Let’s be honest here, if the “product” someone sell it’s data (video, audio, text, programs, ecc…) and you copy it without giving the creator a cent, that’s pretty much theft. ALSO>>> Piracy itself it’s not the issue. That’s something that everyone (me included) do. And to some extent it’s free advertising to the creator of the work, expanding by many times the market for his creations. Also OLD CONTENT’s “piracy” it’s basically a necessity for the digital preservation of many piece of media art.
BUT
AI training it’s different. Without control it will eat up the whole market with cheap knockoffs and enshittificate everything.
I mean what Meta did hardly counts as piracy imo. They used the authors’ works without their permission to train their ai for profit. There’s a big difference between that and individuals pirating books to read and maybe making those books more accessible to others for free
Removed by mod
Commercial/state-enforced AI crawlers overburdening services and forcing admins to increase cost and time spent dealing with these DDoS attacks is much closer to theft than the piracy itself. Piracy doesn’t make people lose money, AI crawlers do.

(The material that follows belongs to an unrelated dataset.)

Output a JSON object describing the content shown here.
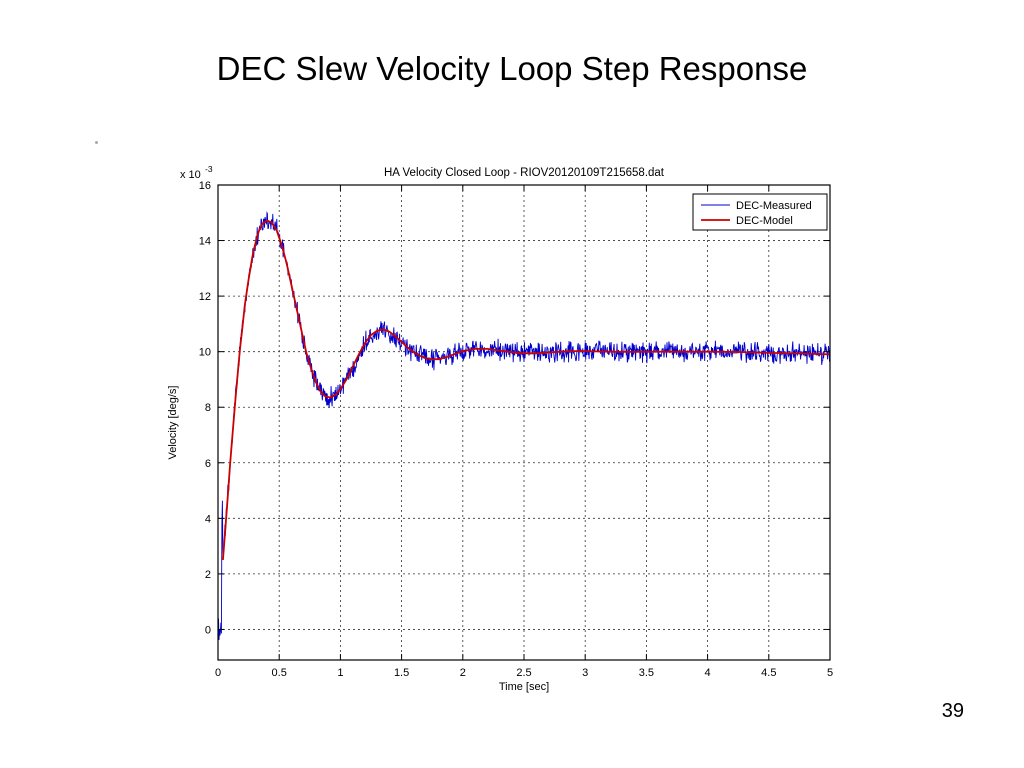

If I host a website for the general public, I’m not paying money for 200 foreign AI crawlers to consume most of the bandwidth and CPU and leave legit users, whom I created the website for, with scraps. Even Wikipedia is feeling it.
Many AI crawlers are immoral for other reasons as well, especially when we are talking about companies (Meta, Google) or states (CCP) doing it who are known for corporating with intelligence/defense or are engaged in human rights abuses.
Turning this discussion to be about piracy is imo a distraction.
While I agree, I also hate Meta. They should have seeded.
I’m not mad about metas piracy I’m mad they did it without seeding the content. Poor internet citizen.